By Surasak Tumcharoen (Xinhua)

18:05, July 17, 2013

BANGKOK, July 17 (Xinhua) -- Thailand's Deputy Commerce Minister Nattawut Saikua denied allegations that Cambodian rice was traded in large quantity under the government's nationwide rice program.

Nattawut on Tuesday categorically denied the allegations that as much as 700,000 tons of Cambodian rice have been smuggled into Thai territory and traded under the rice program currently carried out by the government led by Prime Minister Yingluck Shinawatra's Pheu Thai (For Thais) party.

According to Nattawut, the 700,000 tons of rice supposedly smuggled from Cambodia would need some 35,000 heavy-duty trucks to transport to Thailand.

"It would be impossible for this huge quantity of rice not to be detected by ordinary citizens," Nattawut said, adding that government critics are just misleading the public.

Thai authorities ranging from the Public Warehouse Organization and authorized rice surveyors to the police, Customs officials and provincial government personnel, especially those attached to Thai border areas, would already have stopped the alleged cross-border smuggling of rice and arrested the smugglers had such illegal shipment occurred indeed, Nattawut said.
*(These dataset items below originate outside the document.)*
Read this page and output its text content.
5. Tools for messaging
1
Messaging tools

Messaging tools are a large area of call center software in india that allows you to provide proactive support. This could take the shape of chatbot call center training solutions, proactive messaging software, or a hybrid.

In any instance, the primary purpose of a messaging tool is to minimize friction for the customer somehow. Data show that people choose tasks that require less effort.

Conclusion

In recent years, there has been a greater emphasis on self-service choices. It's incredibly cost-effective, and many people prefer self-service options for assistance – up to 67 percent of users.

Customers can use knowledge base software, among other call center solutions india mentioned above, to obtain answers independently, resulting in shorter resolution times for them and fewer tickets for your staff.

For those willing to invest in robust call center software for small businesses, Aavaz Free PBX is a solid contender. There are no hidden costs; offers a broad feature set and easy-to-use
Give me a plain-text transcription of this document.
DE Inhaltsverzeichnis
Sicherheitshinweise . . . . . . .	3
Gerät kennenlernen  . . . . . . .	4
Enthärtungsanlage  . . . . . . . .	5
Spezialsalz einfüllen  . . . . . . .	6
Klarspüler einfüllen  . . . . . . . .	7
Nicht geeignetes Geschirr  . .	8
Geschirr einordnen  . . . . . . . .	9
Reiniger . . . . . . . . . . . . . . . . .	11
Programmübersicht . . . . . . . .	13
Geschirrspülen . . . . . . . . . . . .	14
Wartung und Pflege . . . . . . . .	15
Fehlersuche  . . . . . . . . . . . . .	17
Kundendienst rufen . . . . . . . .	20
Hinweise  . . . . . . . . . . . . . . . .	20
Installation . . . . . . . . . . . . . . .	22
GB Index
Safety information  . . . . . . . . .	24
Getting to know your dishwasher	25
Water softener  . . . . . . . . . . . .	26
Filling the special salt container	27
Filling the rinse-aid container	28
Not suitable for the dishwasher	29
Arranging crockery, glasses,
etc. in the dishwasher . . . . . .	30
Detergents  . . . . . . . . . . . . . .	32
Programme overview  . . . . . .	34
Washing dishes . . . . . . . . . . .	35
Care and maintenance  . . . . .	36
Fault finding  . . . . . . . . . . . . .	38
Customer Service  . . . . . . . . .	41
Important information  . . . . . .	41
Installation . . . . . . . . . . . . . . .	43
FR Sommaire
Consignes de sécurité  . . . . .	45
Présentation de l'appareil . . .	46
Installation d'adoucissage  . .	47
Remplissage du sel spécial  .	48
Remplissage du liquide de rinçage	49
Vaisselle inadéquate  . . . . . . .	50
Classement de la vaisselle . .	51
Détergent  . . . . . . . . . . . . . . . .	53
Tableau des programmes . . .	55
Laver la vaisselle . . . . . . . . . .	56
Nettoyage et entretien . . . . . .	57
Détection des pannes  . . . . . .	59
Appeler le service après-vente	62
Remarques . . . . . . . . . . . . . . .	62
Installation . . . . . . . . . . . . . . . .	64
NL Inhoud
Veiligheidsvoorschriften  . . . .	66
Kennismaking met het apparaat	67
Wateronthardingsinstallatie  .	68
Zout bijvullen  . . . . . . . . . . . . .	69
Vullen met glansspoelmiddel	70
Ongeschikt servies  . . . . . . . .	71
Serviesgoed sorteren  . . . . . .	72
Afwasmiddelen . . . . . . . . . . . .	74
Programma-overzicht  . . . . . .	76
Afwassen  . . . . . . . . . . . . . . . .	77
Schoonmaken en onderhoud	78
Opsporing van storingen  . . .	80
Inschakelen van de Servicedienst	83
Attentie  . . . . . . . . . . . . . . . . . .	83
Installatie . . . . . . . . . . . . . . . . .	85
"All the rice which will be traded under the Thai rice program needs to be officially documented as to the definite quantity of the crop for sale, the size of the rice-producing farm, and the farmer's registration. It's not that easy for anyone to smuggle hundreds of thousands of tons of rice from the neighboring country, using thousands of 10-wheel trucks to load and unload and to be sold anywhere in the country," he said.

Nattawut was reacting to criticisms earlier launched by the opposition in Parliament charging that large volumes of Cambodian rice had been smuggled into Thailand and later declared as Thai rice and traded under the rice program.

Under the government's rice program, farmers can directly sell their rice to government units for 15,000 baht (500 U.S. dollars) a ton. The buying price of rice from extra-crop season will be cut to 12,000 baht (400 dollars) a ton by the end of September.

According to opposition MPs, certain Thai government officials had allegedly connived with rogue traders who had smuggled Cambodian rice through border areas in Thailand's eastern provinces of Sakaew and Chantaburi as well as those of the country 's lower northeastern region.

Nattawut said that if indeed there was rice smuggled from Cambodia, this would be in small quantities. He added that the government is now trying to track down these unscrupulous traders who might have taken advantage of the rice program and bring them to justice.

He lamented that these groundless allegations had jeopardized the worldwide reputation of the Thai rice, which is exported to large parts of the world and in the process has slandered the Yingluck government, which has initiated and implemented the nationwide rice program since last year for the benefit of the Thai farmers.